Aquele plátano silencioso mudou de figura no mesmo instante. Seu nascimento precedia de alguns anos o do próprio parque. Foi plantado pelo vento, não pelo homem, a quem só coube a sabedoria de não derrubá-lo e incluí-lo em seus cálculos. O lago recebeu seu formato tal como é simplesmente porque, com o tempo, uma bela árvore cresceria e abriria os galhos sobre ele, como asas de um cisne sobre os filhotes. Alphand subiu no meu conceito: além de paisagista competente, não comungava do maior vício de seu tempo, que era a fé doentia na razão e no planejamento humanos. Essa presunção estúpida, que derrubou monumentos e matas, teria levado qualquer engenheiro da época a impor ao lago o traçado de seu esquadro. Mas Alphand considerou que dali a 150 anos um plátano valeria mais do que uma piscina, e cedeu. Com toda razão.
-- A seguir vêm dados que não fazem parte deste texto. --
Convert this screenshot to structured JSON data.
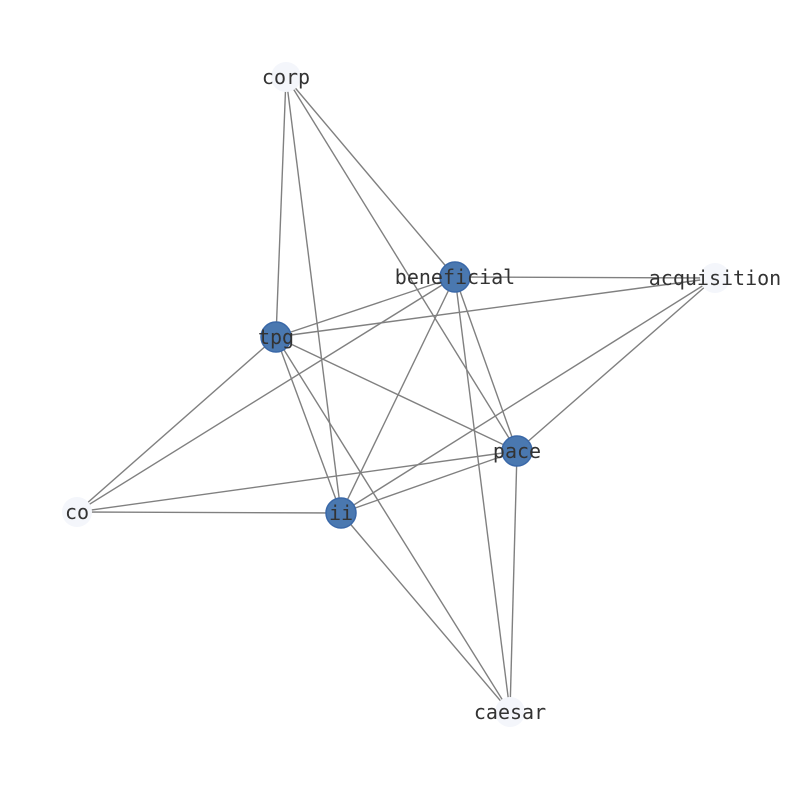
{
  "colors": {
    "highlight_node": "#4a78b0",
    "faint_node": "#f4f6fb",
    "edge": "#808080",
    "label": "#333333"
  },
  "nodes": [
    {
      "id": "corp",
      "label": "corp",
      "highlighted": false
    },
    {
      "id": "beneficial",
      "label": "beneficial",
      "highlighted": true
    },
    {
      "id": "acquisition",
      "label": "acquisition",
      "highlighted": false
    },
    {
      "id": "tpg",
      "label": "tpg",
      "highlighted": true
    },
    {
      "id": "pace",
      "label": "pace",
      "highlighted": true
    },
    {
      "id": "co",
      "label": "co",
      "highlighted": false
    },
    {
      "id": "ii",
      "label": "ii",
      "highlighted": true
    },
    {
      "id": "caesar",
      "label": "caesar",
      "highlighted": false
    }
  ],
  "edges": [
    [
      "corp",
      "tpg"
    ],
    [
      "corp",
      "ii"
    ],
    [
      "corp",
      "beneficial"
    ],
    [
      "corp",
      "pace"
    ],
    [
      "beneficial",
      "acquisition"
    ],
    [
      "beneficial",
      "tpg"
    ],
    [
      "beneficial",
      "co"
    ],
    [
      "beneficial",
      "ii"
    ],
    [
      "beneficial",
      "pace"
    ],
    [
      "beneficial",
      "caesar"
    ],
    [
      "acquisition",
      "tpg"
    ],
    [
      "acquisition",
      "ii"
    ],
    [
      "acquisition",
      "pace"
    ],
    [
      "tpg",
      "co"
    ],
    [
      "tpg",
      "ii"
    ],
    [
      "tpg",
      "pace"
    ],
    [
      "tpg",
      "caesar"
    ],
    [
      "pace",
      "co"
    ],
    [
      "pace",
      "ii"
    ],
    [
      "pace",
      "caesar"
    ],
    [
      "co",
      "ii"
    ],
    [
      "ii",
      "caesar"
    ]
  ]
}
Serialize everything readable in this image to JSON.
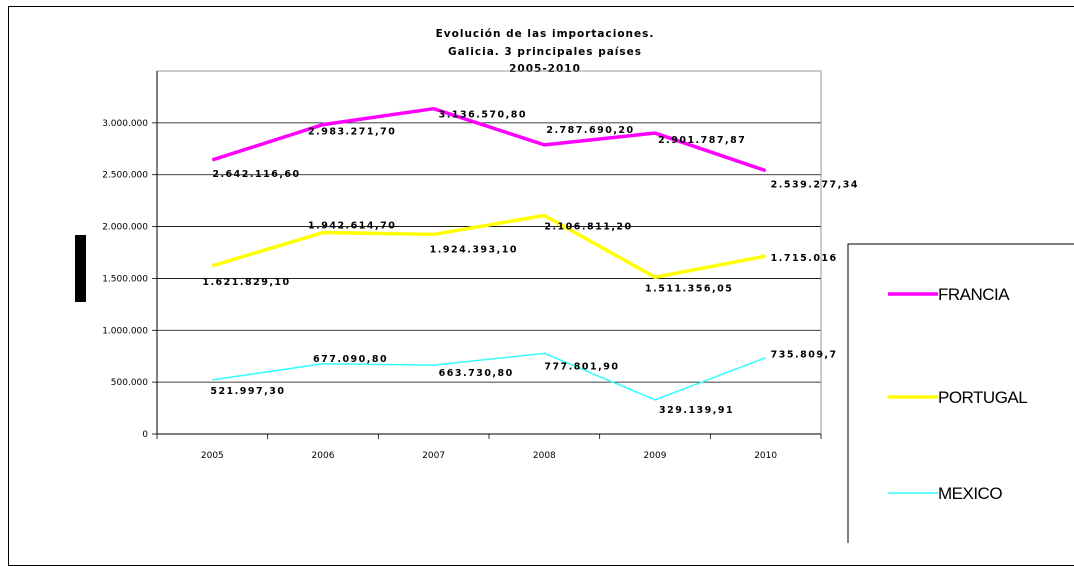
{
  "chart_data": {
    "type": "line",
    "title": [
      "Evolución de las importaciones.",
      "Galicia. 3 principales países",
      "2005-2010"
    ],
    "categories": [
      "2005",
      "2006",
      "2007",
      "2008",
      "2009",
      "2010"
    ],
    "ylim": [
      0,
      3500000
    ],
    "y_ticks": [
      0,
      500000,
      1000000,
      1500000,
      2000000,
      2500000,
      3000000
    ],
    "y_tick_labels": [
      "0",
      "500.000",
      "1.000.000",
      "1.500.000",
      "2.000.000",
      "2.500.000",
      "3.000.000"
    ],
    "grid": true,
    "legend_position": "right",
    "series": [
      {
        "name": "FRANCIA",
        "color": "#ff00ff",
        "values": [
          2642116.6,
          2983271.7,
          3136570.8,
          2787690.2,
          2901787.87,
          2539277.34
        ],
        "labels": [
          "2.642.116,60",
          "2.983.271,70",
          "3.136.570,80",
          "2.787.690,20",
          "2.901.787,87",
          "2.539.277,34"
        ]
      },
      {
        "name": "PORTUGAL",
        "color": "#ffff00",
        "values": [
          1621829.1,
          1942614.7,
          1924393.1,
          2106811.2,
          1511356.05,
          1715016
        ],
        "labels": [
          "1.621.829,10",
          "1.942.614,70",
          "1.924.393,10",
          "2.106.811,20",
          "1.511.356,05",
          "1.715.016"
        ]
      },
      {
        "name": "MEXICO",
        "color": "#33ffff",
        "values": [
          521997.3,
          677090.8,
          663730.8,
          777801.9,
          329139.91,
          735809.7
        ],
        "labels": [
          "521.997,30",
          "677.090,80",
          "663.730,80",
          "777.801,90",
          "329.139,91",
          "735.809,7"
        ]
      }
    ]
  }
}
E não foi a última conclusão que tirei do passeio. Mais uma meia-dúzia de passos e fui surpreendido com a informação de que não havia um plátano, mas dois, como eu já disse. Esse segundo tinha o caule ainda mais largo, escuro e áspero. Um grande buraco, à altura de meus olhos, banhava em breu o coração da árvore e revelava o heroísmo com que ela se mantinha de pé. Aquela imagem de força e decrepitude tinha a singular qualidade de ser ao mesmo tempo bela e sublime, se é que os guardiães da Estética me permitem falar assim.

Em seguida, procurei conferir a idade. A placa me deu mais informações do que eu precisava. Seus poucos numerais explicavam que já crescia a árvore antes mesmo de a região entrar para Paris. Os vendedores que atiravam seu lixo sobre a grama o faziam nas redondezas de um jovem plátano. Enquanto Haussmann botava a capital abaixo, folhas nasciam e caíam dos mesmos galhos, em obediência às leis da primavera e do outono, da mesma maneira como as vejo agora.

A regularidade do ciclo biológico não foi alterada nem com as barricadas de 1848, nem com os alemães desfilando pelas Champs-Élysées em 1870, nem com a violência da Comuna, no ano seguinte, nem com a chegada dos nazistas. Tudo isso nada significou para nenhum dos plátanos. Se a Sorbonne parou em 68 e em 2006 (mal comparando), os plátanos nem ficaram sabendo.

De repente, surpreendi meu pensamento nas palmeiras imperiais do Jardim Botânico, enfeitando os caminhos desde que éramos colônia. Quietas, belas, soberanas, enquanto tivemos golpes, ditaduras, escravos e reis, miséria e milagre. Lembrei de D. João VI e do hábito que temos de retratá-lo como glutão e ligeiramente retardado. Que seja, mas então são as palmeiras de um retardado que nos ligam com maior clareza a nosso passado, leia-se nossa história.

De lá para cá, derrubamos o morro do Castelo, abrimos a avenida Rio Branco, demolimos os prédios elegantes que lhe enfeitavam o entorno. Mudamos de capital, de regime, várias vezes de vocação econômica, ao sabor de caprichos nacionais. E as palmeiras balançando ao sabor de ventanias e chuvaradas. Neutras enquanto nossos pais e avós as contemplavam e deixavam de contemplar, elas acompanharam nossos nascimentos e mortes. Exatamente como esses dois plátanos que uma dúzia de crianças agitadas, dois passos à minha frente, tenta desenhar para um trabalho de escola. Plantados no mesmo lugar desde Napoleão III, até Sarkozy e sabe Deus quem mais.